Nach den 44 Runden von Spa öffneten die Brawn GP-Ingenieure mit Erlaubnis der FIA das Siegel und inspizierten das Innere des Getriebes. Es durfte im Rahmen des Reglements sogar eine kleine Reparatur vorgenommen werden. "Trotzdem sind wir noch nicht sicher, ob das Getriebe auch länger halt. Das muss ein Test am Samstagvormittag zeigen", erklärte Teamchef Ross Brawn. Nach dem Vormittag war das Ausmaß des Schadens aber immer noch nicht geklärt, so dass man auch noch das Qualifying mit der Schaltbox fahren wollte. Am Abend erklärte Ross Brawn, dass die Entscheidung am Sonntag fällt.

Schon zwei ungeplante Getriebewechsel

Es wäre nicht das erste Mal, dass Barrichello das Getriebe einen Strich durch die Rechnung macht. In Melbourne und Istanbul war das gleiche passiert. Beim Saisonauftakt in Australien überstand das Getriebe die Renndistanz, musste dann aber vor dem GP Malaysia getauscht werden. Die Drehmomentspitzen hatten ein Lager so beschädigt, das mit einem baldigen Ausfall zu rechnen war. Barrichello wurde in Malaysia fünf Startplätze zurück versetzt.

In Istanbul sah der WM-Zweite nicht mal die Zielflagge.
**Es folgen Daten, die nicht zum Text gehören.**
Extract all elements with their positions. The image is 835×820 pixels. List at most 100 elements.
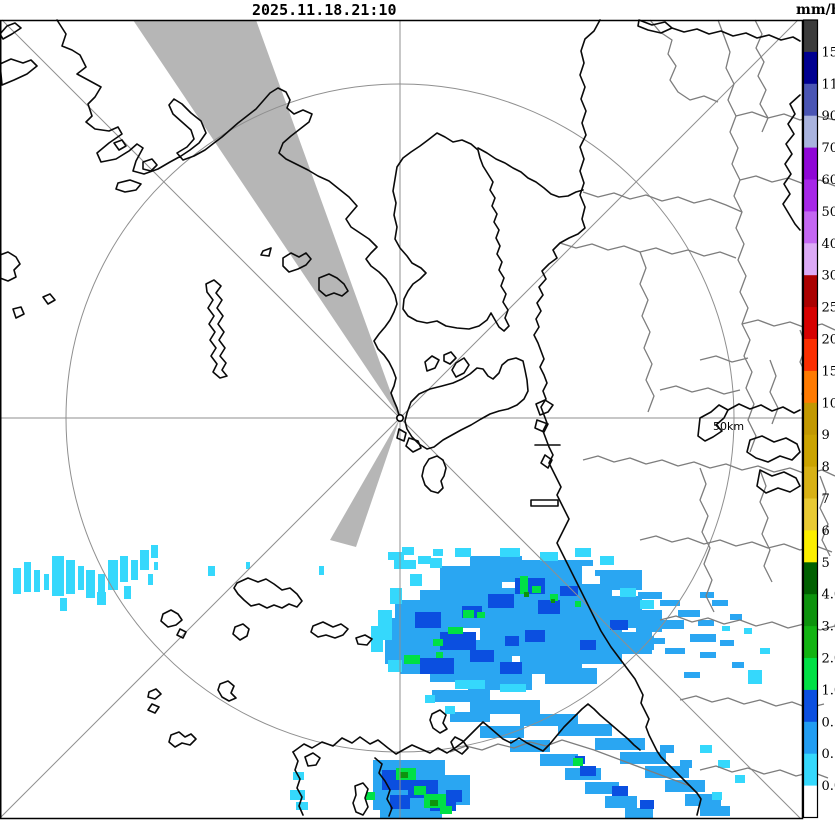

Das Team holte Barrichello aus dem Rennen, nachdem man bei jeder Vorbeifahrt den Ölaustritt bereits riechen konnte. Um nicht auch noch den Mercedes-Motor zu beschädigen, entschied man sich für einen freiwilligen Stop. Barrichello versucht sein Getriebeschicksal locker zu nehmen: "Egal, was passiert: Das wirft mich nicht aus der Bahn. Ich habe ein gutes Gefühl für Monza."